Вечерами я сидел в своей квартире — двадцать восемь квадратов в Кузьминках, мебели минимум, чисто, пусто — и смотрел в стену. Не в окно, потому что за окном — двор, качели, дети на площадке, и от этих детей на площадке делалось так, что хотелось закрыть шторы и не открывать до утра. Чужие дети на качелях — напоминание о своих, которые качались без меня.
Телевизор. Звонок домой. Чай. Сон. Подъём в шесть. Объект. Раствор. Плитка. Уровень. Деньги. Перевод. Повтор. И снова. И снова. Как конвейер, который запустили четыре года назад и забыли выключить. Конвейер работает, продукция идёт, только продукция — это моя жизнь, и она сходит с ленты одинаковая, день за днём, без брака, без сбоев, без единого отклонения от нормы. И от этой нормы — хуже, чем от любого брака. Потому что брак можно исправить. А норму — нечем. Она — идеальна. Идеально пуста.
Я не пил. Не курил. Не ходил по клубам. Не искал женщин. Молился — не каждый день, но когда тяжело, когда вечер длиннее, чем обычно, и стены давят, и телефон молчит, — расстилал коврик, вставал на колени и читал то, что помнил. И от чтения делалось чуть легче, потому что молитва — это разговор с тем, кто не спрашивает «когда приедешь», и не говорит «ладно», и не ждёт перевода пятнадцатого числа.

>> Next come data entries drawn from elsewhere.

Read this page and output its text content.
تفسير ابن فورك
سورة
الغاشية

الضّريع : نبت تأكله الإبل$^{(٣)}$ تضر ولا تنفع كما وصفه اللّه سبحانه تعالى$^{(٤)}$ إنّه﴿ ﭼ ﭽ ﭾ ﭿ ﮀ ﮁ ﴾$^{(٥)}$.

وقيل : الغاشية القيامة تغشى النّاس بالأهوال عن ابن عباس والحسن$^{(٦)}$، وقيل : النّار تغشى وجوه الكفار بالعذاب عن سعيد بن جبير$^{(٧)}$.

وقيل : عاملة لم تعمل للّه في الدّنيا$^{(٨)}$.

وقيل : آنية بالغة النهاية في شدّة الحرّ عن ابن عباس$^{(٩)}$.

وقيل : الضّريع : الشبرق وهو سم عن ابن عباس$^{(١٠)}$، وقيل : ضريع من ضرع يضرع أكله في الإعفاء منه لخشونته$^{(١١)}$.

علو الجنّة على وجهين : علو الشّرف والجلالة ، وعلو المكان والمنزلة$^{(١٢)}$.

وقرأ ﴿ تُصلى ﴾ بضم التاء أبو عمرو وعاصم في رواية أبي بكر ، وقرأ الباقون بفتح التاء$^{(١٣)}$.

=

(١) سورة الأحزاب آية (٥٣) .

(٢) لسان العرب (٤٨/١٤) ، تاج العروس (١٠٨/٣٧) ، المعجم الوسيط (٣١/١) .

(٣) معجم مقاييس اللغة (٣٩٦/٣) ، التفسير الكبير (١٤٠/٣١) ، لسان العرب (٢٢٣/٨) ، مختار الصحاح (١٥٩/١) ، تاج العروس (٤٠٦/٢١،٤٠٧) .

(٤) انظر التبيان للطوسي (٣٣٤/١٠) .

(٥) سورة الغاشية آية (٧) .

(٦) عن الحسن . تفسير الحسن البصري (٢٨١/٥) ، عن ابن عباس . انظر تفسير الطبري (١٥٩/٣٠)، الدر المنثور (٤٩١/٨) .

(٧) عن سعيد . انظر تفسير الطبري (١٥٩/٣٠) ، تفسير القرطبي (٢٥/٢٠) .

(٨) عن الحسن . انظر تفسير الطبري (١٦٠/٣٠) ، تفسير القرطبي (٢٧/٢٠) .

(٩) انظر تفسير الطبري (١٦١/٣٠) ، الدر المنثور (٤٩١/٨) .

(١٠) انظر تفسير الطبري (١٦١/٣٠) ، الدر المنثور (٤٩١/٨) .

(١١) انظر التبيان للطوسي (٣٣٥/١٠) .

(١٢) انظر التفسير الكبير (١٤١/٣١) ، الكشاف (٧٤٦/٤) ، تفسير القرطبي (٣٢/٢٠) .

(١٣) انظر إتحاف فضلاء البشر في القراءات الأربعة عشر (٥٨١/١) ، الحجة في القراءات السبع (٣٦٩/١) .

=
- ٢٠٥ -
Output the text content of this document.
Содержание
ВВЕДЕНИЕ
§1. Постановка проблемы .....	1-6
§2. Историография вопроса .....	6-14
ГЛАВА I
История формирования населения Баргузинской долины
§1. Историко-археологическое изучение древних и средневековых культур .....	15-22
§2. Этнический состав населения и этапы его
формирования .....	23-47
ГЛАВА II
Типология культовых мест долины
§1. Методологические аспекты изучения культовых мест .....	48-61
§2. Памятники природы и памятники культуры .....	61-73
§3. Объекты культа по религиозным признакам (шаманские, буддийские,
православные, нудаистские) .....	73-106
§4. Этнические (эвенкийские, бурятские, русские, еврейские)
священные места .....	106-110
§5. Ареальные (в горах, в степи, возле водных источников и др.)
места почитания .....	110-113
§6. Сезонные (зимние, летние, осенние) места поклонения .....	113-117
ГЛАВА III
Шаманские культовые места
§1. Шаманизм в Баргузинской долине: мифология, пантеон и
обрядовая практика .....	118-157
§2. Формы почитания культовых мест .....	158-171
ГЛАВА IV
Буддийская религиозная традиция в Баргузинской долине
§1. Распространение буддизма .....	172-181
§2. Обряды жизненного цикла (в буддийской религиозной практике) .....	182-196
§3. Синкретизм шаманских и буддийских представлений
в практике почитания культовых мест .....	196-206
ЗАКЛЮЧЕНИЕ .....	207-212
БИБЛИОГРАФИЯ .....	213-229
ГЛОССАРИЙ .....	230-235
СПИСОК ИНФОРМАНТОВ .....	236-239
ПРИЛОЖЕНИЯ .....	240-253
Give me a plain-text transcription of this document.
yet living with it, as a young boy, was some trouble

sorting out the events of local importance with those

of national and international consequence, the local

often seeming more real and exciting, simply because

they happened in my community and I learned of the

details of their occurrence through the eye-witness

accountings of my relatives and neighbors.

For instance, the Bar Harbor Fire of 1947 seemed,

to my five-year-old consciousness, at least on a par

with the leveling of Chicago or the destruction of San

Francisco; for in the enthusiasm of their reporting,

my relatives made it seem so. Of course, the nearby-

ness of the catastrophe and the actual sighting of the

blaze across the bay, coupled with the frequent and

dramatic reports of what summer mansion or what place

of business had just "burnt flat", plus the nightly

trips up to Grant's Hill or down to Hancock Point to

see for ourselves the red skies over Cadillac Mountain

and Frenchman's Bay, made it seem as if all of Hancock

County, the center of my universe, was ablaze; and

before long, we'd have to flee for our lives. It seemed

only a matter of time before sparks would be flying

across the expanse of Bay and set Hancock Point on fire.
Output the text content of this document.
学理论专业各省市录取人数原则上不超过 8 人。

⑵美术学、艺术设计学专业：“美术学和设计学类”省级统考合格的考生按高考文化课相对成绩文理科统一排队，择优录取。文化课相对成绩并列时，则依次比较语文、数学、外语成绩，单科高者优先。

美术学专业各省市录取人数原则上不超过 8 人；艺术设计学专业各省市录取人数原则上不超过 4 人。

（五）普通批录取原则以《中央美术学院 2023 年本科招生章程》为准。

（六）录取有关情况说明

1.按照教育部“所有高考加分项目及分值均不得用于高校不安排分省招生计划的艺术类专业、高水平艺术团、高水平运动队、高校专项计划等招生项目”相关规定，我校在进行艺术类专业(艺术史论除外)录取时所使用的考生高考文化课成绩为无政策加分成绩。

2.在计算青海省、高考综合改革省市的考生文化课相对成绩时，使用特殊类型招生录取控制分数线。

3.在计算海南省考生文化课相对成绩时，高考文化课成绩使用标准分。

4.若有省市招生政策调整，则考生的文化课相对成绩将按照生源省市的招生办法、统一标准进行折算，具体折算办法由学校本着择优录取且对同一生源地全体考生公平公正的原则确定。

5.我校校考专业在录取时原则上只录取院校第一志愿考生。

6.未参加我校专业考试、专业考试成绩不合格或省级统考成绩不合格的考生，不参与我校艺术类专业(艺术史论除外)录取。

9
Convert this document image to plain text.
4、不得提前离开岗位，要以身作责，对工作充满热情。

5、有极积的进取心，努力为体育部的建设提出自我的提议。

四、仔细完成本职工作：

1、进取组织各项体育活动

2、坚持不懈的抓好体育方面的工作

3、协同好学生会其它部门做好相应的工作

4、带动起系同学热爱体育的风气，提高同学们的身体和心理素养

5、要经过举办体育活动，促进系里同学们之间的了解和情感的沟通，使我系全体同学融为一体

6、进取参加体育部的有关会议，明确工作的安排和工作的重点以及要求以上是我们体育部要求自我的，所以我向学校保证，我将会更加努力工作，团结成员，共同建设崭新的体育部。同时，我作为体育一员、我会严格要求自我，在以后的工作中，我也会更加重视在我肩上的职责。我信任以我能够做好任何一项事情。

Виктор Петрович как-то вечером, когда мы закрывали объект на Полянке, сел рядом на ящик с инструментом и потёр колено — у него болело левое колено, когда менялась погода, и он потирал его машинально, как я машинально считаю деньги.
— Аслан, ты живой вообще?
— В каком смысле?
— В прямом. Работаешь, как робот. Утром — на объект, вечером — домой, ночью — спишь. Ни друзей, ни жизни, ни выходных. Тебе тридцать два года, ты здоровый мужик, и живёшь как дед на пенсии. Только пенсии нет.
— У меня семья.
— Семья — в Грозном. А ты — здесь. Это не семья, Аслан. Это — перевод раз в месяц и звонок раз в неделю.
Я промолчал. Не потому что обиделся — потому что он попал. Точно, как шпатель в шов. Семья в Грозном, а я — здесь. И между мной и ними — не две тысячи километров. Расстояние другое, и его не измерить ни в километрах, ни в рублях, ни в днях. Оно измеряется в пропущенных линейках, в зубах, выпавших без меня, в первых шагах Адама, которые я увидел на видео — десять секунд, Адам встаёт, делает три шага, падает, Хеда смеётся за кадром, и я смотрю это видео на экране телефона, стоя в подъезде чужого дома, и прокручиваю заново, и ещё раз, и ещё, как будто от прокрутки я стану ближе. Не стану.
Год. Два. Четыре. Деньги шли в Грозный, а я оставался в Москве, и с каждым месяцем дом становился дальше. Не в километрах. В чём-то, для чего я не находил слов, потому что слова — для тех, кто умеет разговаривать. А я умел только считать. И цифры говорили: здесь — двести тысяч чистыми. Там — сорок. Здесь — клиенты, бригада, объекты. Там — пустые стройки и закрытые рынки. Здесь — логика. Там — всё остальное. А «всё остальное» — это то, что не помещается в блокнот. Дети, которые растут. Жена, которая говорит «ладно». Мать, которая кашляет в трубку. И я — который слышит всё это по телефону и кладёт трубку, и ложится в пустой квартире, где никто не ждёт, и засыпает мгновенно, потому что усталость — лучшее снотворное. Лучше водки. Лучше таблеток. Лучше всего — кроме живого человека рядом.